Sandrock's stature at the company has grown steadily over the years, highlighted by his expanded authority in the wake of Doug Williams' recent departure as head of R&D. He's been in charge of downsizing pockets of the R&D group over the past few years and helped guide Biogen's ($BIIB) decision to drop immunology and fibrosis R&D in the restructuring.

The company has put the R&D spotlight squarely on Alzheimer's--a $2.5 billion program--and multiple sclerosis. The Alzheimer's work includes two early-stage drugs, the amyloid beta drug BAN2401 and its BACE drug E2609, both with early readouts due next year. Late-stage efforts include a drug for spinal muscular atrophy with a separate effort waiting in the wings for inflammatory bowel disease.

But two big programs loom particularly large at Biogen: the aducanumab program for Alzheimer's, and anti-LINGO-1, which aims at remyelination, a big goal in the MS field. Anti-LINGO-1's focus, though, is still centered on midstage results. And that makes the long, rocky road ahead in Alzheimer's as the top late-stage effort at Biogen.

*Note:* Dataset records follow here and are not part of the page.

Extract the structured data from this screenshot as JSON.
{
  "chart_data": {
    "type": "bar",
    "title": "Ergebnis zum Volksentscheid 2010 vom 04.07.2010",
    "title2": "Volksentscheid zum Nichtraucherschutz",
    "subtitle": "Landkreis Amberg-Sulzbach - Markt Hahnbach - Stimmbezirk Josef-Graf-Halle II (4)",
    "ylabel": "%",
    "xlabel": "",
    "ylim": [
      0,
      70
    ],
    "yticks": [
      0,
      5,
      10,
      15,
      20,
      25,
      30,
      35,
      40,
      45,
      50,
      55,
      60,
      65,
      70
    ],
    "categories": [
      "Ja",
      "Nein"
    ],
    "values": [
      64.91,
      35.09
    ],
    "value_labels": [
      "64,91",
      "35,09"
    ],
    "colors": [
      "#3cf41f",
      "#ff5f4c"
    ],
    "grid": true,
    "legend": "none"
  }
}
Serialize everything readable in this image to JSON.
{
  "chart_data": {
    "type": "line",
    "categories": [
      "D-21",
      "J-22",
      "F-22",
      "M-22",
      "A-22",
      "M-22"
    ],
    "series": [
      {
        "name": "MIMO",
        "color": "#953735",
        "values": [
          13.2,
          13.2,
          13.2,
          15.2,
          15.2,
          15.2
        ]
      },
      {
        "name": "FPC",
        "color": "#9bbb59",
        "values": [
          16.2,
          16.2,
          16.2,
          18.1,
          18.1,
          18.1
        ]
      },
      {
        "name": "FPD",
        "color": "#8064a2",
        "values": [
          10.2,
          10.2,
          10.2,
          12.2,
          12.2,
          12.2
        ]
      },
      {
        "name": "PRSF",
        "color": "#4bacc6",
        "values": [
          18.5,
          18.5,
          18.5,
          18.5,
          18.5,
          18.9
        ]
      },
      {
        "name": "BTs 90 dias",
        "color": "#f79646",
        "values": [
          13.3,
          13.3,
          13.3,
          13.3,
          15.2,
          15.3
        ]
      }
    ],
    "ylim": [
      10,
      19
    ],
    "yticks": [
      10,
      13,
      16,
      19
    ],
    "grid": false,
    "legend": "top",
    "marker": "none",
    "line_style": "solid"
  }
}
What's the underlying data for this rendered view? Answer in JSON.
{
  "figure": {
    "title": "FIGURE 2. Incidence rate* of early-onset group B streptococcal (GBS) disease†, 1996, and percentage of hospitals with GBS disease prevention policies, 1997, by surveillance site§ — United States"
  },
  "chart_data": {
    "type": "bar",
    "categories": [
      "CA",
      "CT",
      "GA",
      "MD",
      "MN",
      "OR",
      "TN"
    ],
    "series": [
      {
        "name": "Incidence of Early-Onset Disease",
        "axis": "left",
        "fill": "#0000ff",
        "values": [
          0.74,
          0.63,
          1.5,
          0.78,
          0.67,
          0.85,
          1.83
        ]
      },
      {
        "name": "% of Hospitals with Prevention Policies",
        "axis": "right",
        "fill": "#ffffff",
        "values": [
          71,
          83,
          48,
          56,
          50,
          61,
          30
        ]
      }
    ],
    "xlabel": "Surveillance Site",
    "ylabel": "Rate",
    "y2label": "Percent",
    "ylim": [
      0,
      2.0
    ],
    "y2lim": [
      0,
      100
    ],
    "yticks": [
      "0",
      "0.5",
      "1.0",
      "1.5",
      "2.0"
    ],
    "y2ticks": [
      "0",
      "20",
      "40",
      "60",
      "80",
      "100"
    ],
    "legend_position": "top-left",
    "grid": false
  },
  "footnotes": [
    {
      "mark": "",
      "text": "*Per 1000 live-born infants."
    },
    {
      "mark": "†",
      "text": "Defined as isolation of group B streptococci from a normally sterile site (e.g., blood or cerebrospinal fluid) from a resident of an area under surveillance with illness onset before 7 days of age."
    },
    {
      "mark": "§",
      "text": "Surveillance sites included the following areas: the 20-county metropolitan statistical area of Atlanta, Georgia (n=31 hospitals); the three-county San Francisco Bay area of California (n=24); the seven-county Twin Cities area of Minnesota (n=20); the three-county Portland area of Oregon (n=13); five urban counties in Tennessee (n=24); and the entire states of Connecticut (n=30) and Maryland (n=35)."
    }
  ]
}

Biogen's R&D team recently opted to shift the focus somewhat for the two Phase III studies for aducanumab, looking to recruit a large patient group at an earlier stage of disease development. That fits squarely with the industry's take that thwarting the disease has to occur before Alzheimer's causes brain damage. But near term Biogen will only have more early stage data for their top pipeline drug, leaving any final readout for Phase III years ahead. A positive Phase III would position Biogen for a megamarket payoff that could hit $10 billion or more a year. But most analysts who have seen a 99% failure rate in this field over the past decade--along with some troubling new Phase I data that came out earlier this year--aren't adding such big numbers to their financial models. They want to see the final data, well down the road in 2020.

With the company's crucial Tecfidera franchise under stress, analysts have been all but demanding that Biogen get busy and buy something, preferably something in the multibillion-dollar range that can bring in a late-stage asset or two that creates new, more near term catalysts for the company. 

"We don't feel compelled to do any deals," Scangos told the Globe. But that remark followed a comment that Biogen is looking "at everything."

Back in July, when the numbers soured and the stock headed south, Scangos was much more assertive in laying out the company's strategy to analysts.

"We certainly are, I would say, increasingly aggressive about wanting to add additional compounds to our portfolio and our pipeline," noted Scangos. "I think you can count on that. … I don't think we're in a panic situation," he added after being pressed on executing on the M&A front. But with a good balance sheet and the ability to take on considerable debt, the CEO asserted, the company will be aggressive.

With long shots at Alzheimer's and MS drugs playing out years down the line, about the only tactic that Scangos has to keep investors interested is M&A.